September 20, 2019

‘Big Death’ evokes the muse of playwrights past

Mickey Birnbaum recently spent a year as an Inge Fellow in Independence, Kan., boyhood home of the late playwright William Inge, best known for his 1950s plays, “Picnic” and “Bus Stop.” Birnbaum’s “Big Death & Little Death,” now being staged at the Road Theater Company in North Hollywood, does evoke playwrights of the past, but it is Thornton Wilder, not Inge, whose work has influenced Birnbaum.

From the apocalyptic setting to the tangled relationship between a death-obsessed son and eccentric father to the hilarious pit bull, “Big Death & Little Death” recalls Wilder’s Pulitzer Prize-winning “The Skin of Our Teeth,” which depicts a dysfunctional family of survivors living at a time of an epic flood and pet dinosaurs.
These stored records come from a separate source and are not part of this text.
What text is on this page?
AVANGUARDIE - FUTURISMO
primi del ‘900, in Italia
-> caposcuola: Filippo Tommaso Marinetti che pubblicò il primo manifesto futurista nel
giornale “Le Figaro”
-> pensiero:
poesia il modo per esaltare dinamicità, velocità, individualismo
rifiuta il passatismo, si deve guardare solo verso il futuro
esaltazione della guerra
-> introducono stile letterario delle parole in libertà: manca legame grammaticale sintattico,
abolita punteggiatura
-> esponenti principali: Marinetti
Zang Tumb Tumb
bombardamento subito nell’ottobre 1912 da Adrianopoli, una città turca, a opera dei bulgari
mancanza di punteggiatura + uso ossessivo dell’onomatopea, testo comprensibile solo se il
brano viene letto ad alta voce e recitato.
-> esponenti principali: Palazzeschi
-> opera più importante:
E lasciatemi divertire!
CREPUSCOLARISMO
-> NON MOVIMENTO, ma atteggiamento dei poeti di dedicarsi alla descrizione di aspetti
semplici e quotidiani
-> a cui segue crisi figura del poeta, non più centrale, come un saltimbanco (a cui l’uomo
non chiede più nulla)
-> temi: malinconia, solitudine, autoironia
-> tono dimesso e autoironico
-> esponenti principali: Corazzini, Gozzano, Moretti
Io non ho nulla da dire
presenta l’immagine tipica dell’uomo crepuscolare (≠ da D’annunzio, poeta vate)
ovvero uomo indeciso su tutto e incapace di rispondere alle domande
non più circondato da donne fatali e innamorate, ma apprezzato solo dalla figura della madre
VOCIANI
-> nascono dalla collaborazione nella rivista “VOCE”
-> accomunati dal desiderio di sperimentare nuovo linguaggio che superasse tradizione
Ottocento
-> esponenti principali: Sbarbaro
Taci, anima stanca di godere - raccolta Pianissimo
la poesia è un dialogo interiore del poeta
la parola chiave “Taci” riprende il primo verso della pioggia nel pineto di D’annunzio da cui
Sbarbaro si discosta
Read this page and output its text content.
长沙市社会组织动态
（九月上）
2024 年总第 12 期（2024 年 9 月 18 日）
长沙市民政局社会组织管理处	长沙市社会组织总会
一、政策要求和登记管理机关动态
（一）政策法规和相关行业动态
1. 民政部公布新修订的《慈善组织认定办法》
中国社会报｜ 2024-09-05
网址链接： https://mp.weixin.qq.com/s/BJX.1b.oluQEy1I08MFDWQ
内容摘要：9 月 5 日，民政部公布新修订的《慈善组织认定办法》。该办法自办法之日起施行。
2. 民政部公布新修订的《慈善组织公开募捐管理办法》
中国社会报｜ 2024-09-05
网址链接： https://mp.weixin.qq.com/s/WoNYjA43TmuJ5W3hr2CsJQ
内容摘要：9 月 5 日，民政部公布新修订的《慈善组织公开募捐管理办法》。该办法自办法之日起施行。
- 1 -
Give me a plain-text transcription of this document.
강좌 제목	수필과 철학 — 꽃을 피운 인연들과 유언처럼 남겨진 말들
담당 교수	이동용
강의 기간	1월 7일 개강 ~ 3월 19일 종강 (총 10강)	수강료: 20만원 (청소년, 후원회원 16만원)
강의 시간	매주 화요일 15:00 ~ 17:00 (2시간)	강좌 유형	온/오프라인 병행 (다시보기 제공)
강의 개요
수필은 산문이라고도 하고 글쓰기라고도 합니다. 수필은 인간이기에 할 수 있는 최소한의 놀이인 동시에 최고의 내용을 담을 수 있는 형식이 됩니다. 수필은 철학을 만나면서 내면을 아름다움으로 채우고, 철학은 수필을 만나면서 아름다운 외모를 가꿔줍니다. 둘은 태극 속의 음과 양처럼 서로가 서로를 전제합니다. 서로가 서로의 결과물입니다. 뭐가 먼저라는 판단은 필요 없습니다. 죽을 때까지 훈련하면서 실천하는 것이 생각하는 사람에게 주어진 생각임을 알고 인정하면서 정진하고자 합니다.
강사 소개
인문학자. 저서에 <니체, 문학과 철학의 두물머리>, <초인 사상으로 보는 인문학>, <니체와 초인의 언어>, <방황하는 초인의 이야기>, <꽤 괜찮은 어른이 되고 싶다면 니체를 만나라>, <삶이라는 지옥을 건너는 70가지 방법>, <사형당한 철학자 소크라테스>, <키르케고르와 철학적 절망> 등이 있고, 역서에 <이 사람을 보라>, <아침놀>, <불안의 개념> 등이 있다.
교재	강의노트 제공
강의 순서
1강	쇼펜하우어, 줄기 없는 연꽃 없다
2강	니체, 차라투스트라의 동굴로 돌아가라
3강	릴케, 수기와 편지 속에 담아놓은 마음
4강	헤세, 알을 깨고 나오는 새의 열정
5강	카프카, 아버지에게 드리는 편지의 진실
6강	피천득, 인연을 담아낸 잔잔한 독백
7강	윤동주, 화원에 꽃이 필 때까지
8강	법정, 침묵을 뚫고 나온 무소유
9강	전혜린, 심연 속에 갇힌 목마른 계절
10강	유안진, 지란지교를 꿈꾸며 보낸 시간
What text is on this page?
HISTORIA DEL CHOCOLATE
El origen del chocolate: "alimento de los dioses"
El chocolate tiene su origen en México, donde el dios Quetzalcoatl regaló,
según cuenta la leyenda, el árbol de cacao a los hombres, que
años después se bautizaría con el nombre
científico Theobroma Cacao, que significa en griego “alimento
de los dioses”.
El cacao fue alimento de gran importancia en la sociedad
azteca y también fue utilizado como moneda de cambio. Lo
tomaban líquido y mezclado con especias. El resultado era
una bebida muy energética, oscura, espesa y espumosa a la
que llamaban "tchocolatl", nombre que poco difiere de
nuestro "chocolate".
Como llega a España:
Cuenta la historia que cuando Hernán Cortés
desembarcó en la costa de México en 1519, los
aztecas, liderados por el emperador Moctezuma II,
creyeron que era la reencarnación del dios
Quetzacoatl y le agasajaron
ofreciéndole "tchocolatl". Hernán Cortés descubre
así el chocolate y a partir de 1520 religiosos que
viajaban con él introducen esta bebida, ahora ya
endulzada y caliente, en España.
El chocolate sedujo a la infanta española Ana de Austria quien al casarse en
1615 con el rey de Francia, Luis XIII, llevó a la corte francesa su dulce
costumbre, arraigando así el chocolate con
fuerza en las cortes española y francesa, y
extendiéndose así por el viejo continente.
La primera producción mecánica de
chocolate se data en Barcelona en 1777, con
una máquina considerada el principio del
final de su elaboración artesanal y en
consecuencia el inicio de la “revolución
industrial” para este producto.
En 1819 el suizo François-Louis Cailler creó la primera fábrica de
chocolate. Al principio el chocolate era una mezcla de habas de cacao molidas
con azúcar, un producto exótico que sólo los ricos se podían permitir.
When told of the comparison, Birnbaum hails Wilder as “an absolute genius,” but says that he “didn’t have Wilder in the back of my conscious mind.”

At a more conscious level, Birnbaum, who was named a PEN finalist for “Big Death,” says that he was influenced by Shakespeare. In Gary (played by Sean Wing), a teenage death-metal head who is the lead in “Big Death,” Birnbaum has created a prince of darkness if not the Prince of Denmark. Birnbaum points out that Gary’s decision over whether to go to college or destroy the universe is not unlike Hamlet’s “To be or not to be” dilemma.

Like “Hamlet,” “Big Death & Little Death” deals with existential angst but of a contemporary variety. The play is set in the Valley just after the first Gulf War. Although that war is often remembered for its quick execution and minimal American casualties, “Big Death” pivots on the return home of the father (played with soulfulness and whimsy by Jeff LeBeau), a Gulf veteran suffering from post-traumatic stress disorder.

“Big Death” was first work-shopped in 2001 and marks Birnbaum’s first full-length play, following numerous short plays for the Virginia Avenue Project, a Santa Monica-based nonprofit dedicated to bringing culture to at-risk children.

Birnbaum may be entering his heyday as a playwright. His second full-length play, “Bleed Rail,” which takes on the subject of slaughterhouses, is being produced in Pasadena at the Boston Court Theater.

Which reminds us that Thornton Wilder did not reach his prime as a playwright for more than a decade. He also initially found success in another medium — novels, not screenplays. Birnbaum appreciates being compared to Wilder. “That makes me very happy,” he says, adding that Wilder was a “radical playwright. We forget that because we’re so used to ‘Our Town’ and ‘The Skin of Our Teeth.'”

Like the avant-garde Wilder, Birnbaum writes of the end of time with humor and originality. Gary concludes the play by saying, “Well, that worked out OK.”

After attending “Big Death,” theatergoers will feel that that is an understatement.